At Donna's Place on 107th Street, you will find a fresh seafood market that spotlights a bounty of clams, oysters, shrimp, mussels, lobster clam chowder (white), seafood chowder (red), and the fresh catch of the day. They will cook your selections to take out or you can buy your favorites and cook at home.
Set in a ramshackle building on 97th Street, Quahog’s (pronounced co-hogs) combines classic New England seafood shack with South American inspired cuisine. Don't miss the BBQ Pacu Pacu fish ribs that melt in your mouth with a rustic sauce that walks a fine line between boldly savory and faintly sweet. Another dish that caught our tastebuds is the Moqueca fish stew, full of surprises concocted with coconut milk and edamame.

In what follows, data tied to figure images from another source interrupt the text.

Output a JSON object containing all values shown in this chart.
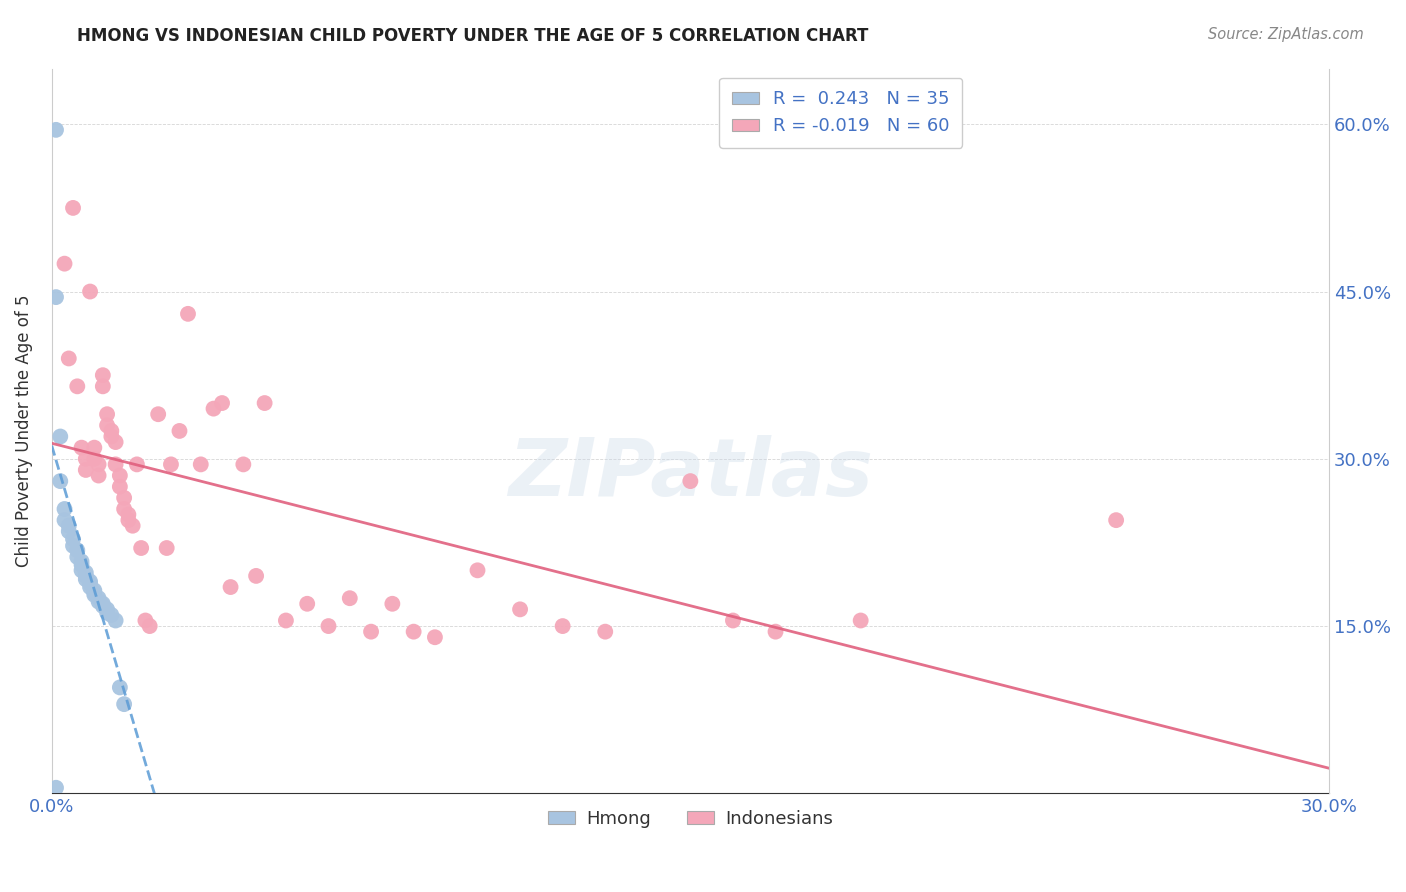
{
  "title": "HMONG VS INDONESIAN CHILD POVERTY UNDER THE AGE OF 5 CORRELATION CHART",
  "source": "Source: ZipAtlas.com",
  "ylabel": "Child Poverty Under the Age of 5",
  "xmin": 0.0,
  "xmax": 0.3,
  "ymin": 0.0,
  "ymax": 0.65,
  "xtick_vals": [
    0.0,
    0.05,
    0.1,
    0.15,
    0.2,
    0.25,
    0.3
  ],
  "ytick_vals": [
    0.0,
    0.15,
    0.3,
    0.45,
    0.6
  ],
  "hmong_R": 0.243,
  "hmong_N": 35,
  "indonesian_R": -0.019,
  "indonesian_N": 60,
  "hmong_color": "#a8c4e0",
  "indonesian_color": "#f4a7b9",
  "hmong_line_color": "#5b9bd5",
  "indonesian_line_color": "#e0607e",
  "tick_color": "#4472c4",
  "watermark_text": "ZIPatlas",
  "hmong_points": [
    [
      0.001,
      0.595
    ],
    [
      0.001,
      0.445
    ],
    [
      0.002,
      0.32
    ],
    [
      0.002,
      0.28
    ],
    [
      0.003,
      0.255
    ],
    [
      0.003,
      0.245
    ],
    [
      0.004,
      0.24
    ],
    [
      0.004,
      0.235
    ],
    [
      0.005,
      0.228
    ],
    [
      0.005,
      0.222
    ],
    [
      0.006,
      0.218
    ],
    [
      0.006,
      0.212
    ],
    [
      0.007,
      0.208
    ],
    [
      0.007,
      0.205
    ],
    [
      0.007,
      0.2
    ],
    [
      0.008,
      0.198
    ],
    [
      0.008,
      0.195
    ],
    [
      0.008,
      0.192
    ],
    [
      0.009,
      0.19
    ],
    [
      0.009,
      0.188
    ],
    [
      0.009,
      0.185
    ],
    [
      0.01,
      0.182
    ],
    [
      0.01,
      0.18
    ],
    [
      0.01,
      0.178
    ],
    [
      0.011,
      0.175
    ],
    [
      0.011,
      0.172
    ],
    [
      0.012,
      0.17
    ],
    [
      0.012,
      0.168
    ],
    [
      0.013,
      0.165
    ],
    [
      0.013,
      0.162
    ],
    [
      0.014,
      0.16
    ],
    [
      0.015,
      0.155
    ],
    [
      0.016,
      0.095
    ],
    [
      0.017,
      0.08
    ],
    [
      0.001,
      0.005
    ]
  ],
  "indonesian_points": [
    [
      0.003,
      0.475
    ],
    [
      0.004,
      0.39
    ],
    [
      0.005,
      0.525
    ],
    [
      0.006,
      0.365
    ],
    [
      0.007,
      0.31
    ],
    [
      0.008,
      0.3
    ],
    [
      0.008,
      0.29
    ],
    [
      0.009,
      0.45
    ],
    [
      0.01,
      0.31
    ],
    [
      0.01,
      0.3
    ],
    [
      0.011,
      0.295
    ],
    [
      0.011,
      0.285
    ],
    [
      0.012,
      0.375
    ],
    [
      0.012,
      0.365
    ],
    [
      0.013,
      0.34
    ],
    [
      0.013,
      0.33
    ],
    [
      0.014,
      0.325
    ],
    [
      0.014,
      0.32
    ],
    [
      0.015,
      0.315
    ],
    [
      0.015,
      0.295
    ],
    [
      0.016,
      0.285
    ],
    [
      0.016,
      0.275
    ],
    [
      0.017,
      0.265
    ],
    [
      0.017,
      0.255
    ],
    [
      0.018,
      0.25
    ],
    [
      0.018,
      0.245
    ],
    [
      0.019,
      0.24
    ],
    [
      0.02,
      0.295
    ],
    [
      0.021,
      0.22
    ],
    [
      0.022,
      0.155
    ],
    [
      0.023,
      0.15
    ],
    [
      0.025,
      0.34
    ],
    [
      0.027,
      0.22
    ],
    [
      0.028,
      0.295
    ],
    [
      0.03,
      0.325
    ],
    [
      0.032,
      0.43
    ],
    [
      0.035,
      0.295
    ],
    [
      0.038,
      0.345
    ],
    [
      0.04,
      0.35
    ],
    [
      0.042,
      0.185
    ],
    [
      0.045,
      0.295
    ],
    [
      0.048,
      0.195
    ],
    [
      0.05,
      0.35
    ],
    [
      0.055,
      0.155
    ],
    [
      0.06,
      0.17
    ],
    [
      0.065,
      0.15
    ],
    [
      0.07,
      0.175
    ],
    [
      0.075,
      0.145
    ],
    [
      0.08,
      0.17
    ],
    [
      0.085,
      0.145
    ],
    [
      0.09,
      0.14
    ],
    [
      0.1,
      0.2
    ],
    [
      0.11,
      0.165
    ],
    [
      0.12,
      0.15
    ],
    [
      0.13,
      0.145
    ],
    [
      0.15,
      0.28
    ],
    [
      0.16,
      0.155
    ],
    [
      0.17,
      0.145
    ],
    [
      0.19,
      0.155
    ],
    [
      0.25,
      0.245
    ]
  ]
}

When the sun goes down the Windrift Resort Hotel is party central. Located on the borderline of Avalon, “The Drift” boasts five distinctive bars/lounges with four live music spots. Brick-oven pizzas and fresh-made sushi and the spectacular ocean view bar are among the best on the Jersey Shore. On Tuesdays “Wing Night” is the place to be. In recent years for Wing Night during Fourth of July week, the kitchen moved more than 16,000 wings. They book some of the region’s best bands. Wednesday nights you find “Dueling Pianos” at a downstairs bar.
You can find wild life of a different variety at the Wetlands Institute. Birds skimming low in a setting sun to pluck dinner from a tidal creek, terrapins plodding through the salt marsh grasses. Established in 1972, it is an organization committed to protecting and preserving the wetlands and coastal ecosystems along New Jersey’s shore. Thousands of herons nest here, and many lesser-seen varieties -- such as the green heron, the yellow crowned night egret and the glossy ibis -- are often visible from the observatory. Set on 6,000 acres of coastal wetlands, the Institute is a living laboratory where more than 40,000 visitors each year learn about life on this thin ribbon between land and sea.
Stone Harbor has always been an unassuming, quiet community first, and a beach resort second. Its pristine beaches, plentiful wildlife, a bumper crop of dining experiences offer a perfect getaway. And, don't forget Springer's. Where else can you find flavors like "bumpy road" and "emotionally nuts?"